La réaction unique des nanostructures d’argent à la lumière polarisée est au cœur de cette nouvelle méthode. Les différentes teintes que les scientifiques ont observées ont d’abord été produites en faisant varier la longueur et la position des nanostructures. Ensuite, les scientifiques les ont éclairées avec une lumière polarisée. Autrement dit, les ondes lumineuses oscillaient dans des directions contrôlées (verticalement, horizontalement ou en diagonale). En fonction de la direction de polarisation, la lumière réfléchie par les nanostructures passait de terne à vive, produisant des couleurs solides qui étaient ensuite envoyées dans un second polariseur à des fins d’analyse.

Surtout, dans la méthode de cryptage par la couleur, seule la combinaison correcte des directions de polarisation permet de dévoiler le message secret. La lumière polarisée dans toute autre direction révèle une série de couleurs correspondant à un message dénué de sens.

Olivier Martin explique qu’à leur grande surprise, les nanostructures présentaient ce que l’on appelle une réponse chirale car elles réfléchissaient la lumière polarisée dans une direction différente de celle de l’excitation. En physique et en chimie, la chiralité – ou les propriétés d’un matériau qui proviennent de son asymétrie géométrique – est un aspect fonctionnel important et bien étudié des molécules comme les protéines. Mais on ne s’attendait pas à l’observer dans les nanostructures d’argent symétriques.

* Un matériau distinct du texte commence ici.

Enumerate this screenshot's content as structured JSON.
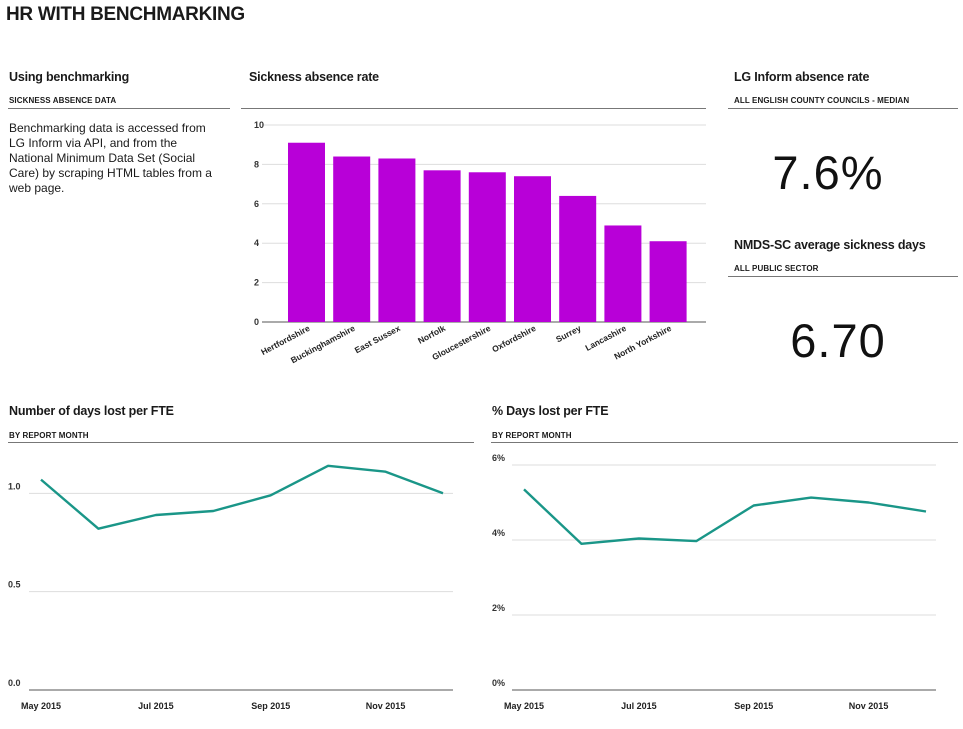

«La chiralité est un concept souvent mal utilisé et difficile à cerner. L’aspect fondamental de la chiralité dans des géométries simples comme celles présentées par nos nanostructures est une découverte majeure de cette étude.»

Schéma illustrant l'effet des différentes directions de polarisation sur les couleurs réfléchies par les nanostructures en argent © NAM EPFL

Combiner la technologie avec l’œil humain

Outre le codage de messages, les scientifiques ont démontré qu’ils pouvaient utiliser leur méthode pour reproduire une peinture – en l’occurrence, le Paysage méditerranéen de Picasso – à l’échelle nanométrique. Pour ce faire, ils ont remplacé les pixels d’une reproduction numérique de la peinture par leurs nanostructures d’argent. Comme pour la méthode de cryptage par la couleur, l’œuvre d’art n’est révélée que lorsqu’une lumière polarisée dans la bonne direction est projetée sur la «nano-peinture».

Image optique d'une nano-impression du «Mediterranean Landscape» de Picasso (reproduit avec l'autorisation de © Succession Picasso/2022, ProLitteris, Zurich) lors de l'utilisation d'une clé de polarisation incorrecte © NAM EPFL

Image optique d'une nano-impression du «Mediterranean Landscape» de Picasso (reproduit avec l'autorisation de © Succession Picasso/2022, ProLitteris, Zurich) lors de l'utilisation de la clé de polarisation correcte © NAM EPFL

Olivier Martin estime que la combinaison de la nanotechnologie avec la perception visuelle de l’être humain recèle un grand potentiel, tant pour les applications artistiques que pour les techniques de cryptage, comme des billets de banque plus sûrs.

«Les nanomatériaux et la couleur sont à la croisée de la haute technologie et de l’art, et je trouve cela très intéressant. Les nanostructures permettent d’encoder une vaste quantité d’informations sur une surface extrêmement compacte. Il est donc possible d’obtenir une densité d’information très élevée. En même temps, une approche du cryptage qui peut être lue et interprétée à l’œil nu, par opposition à un ordinateur, pourrait présenter des avantages.»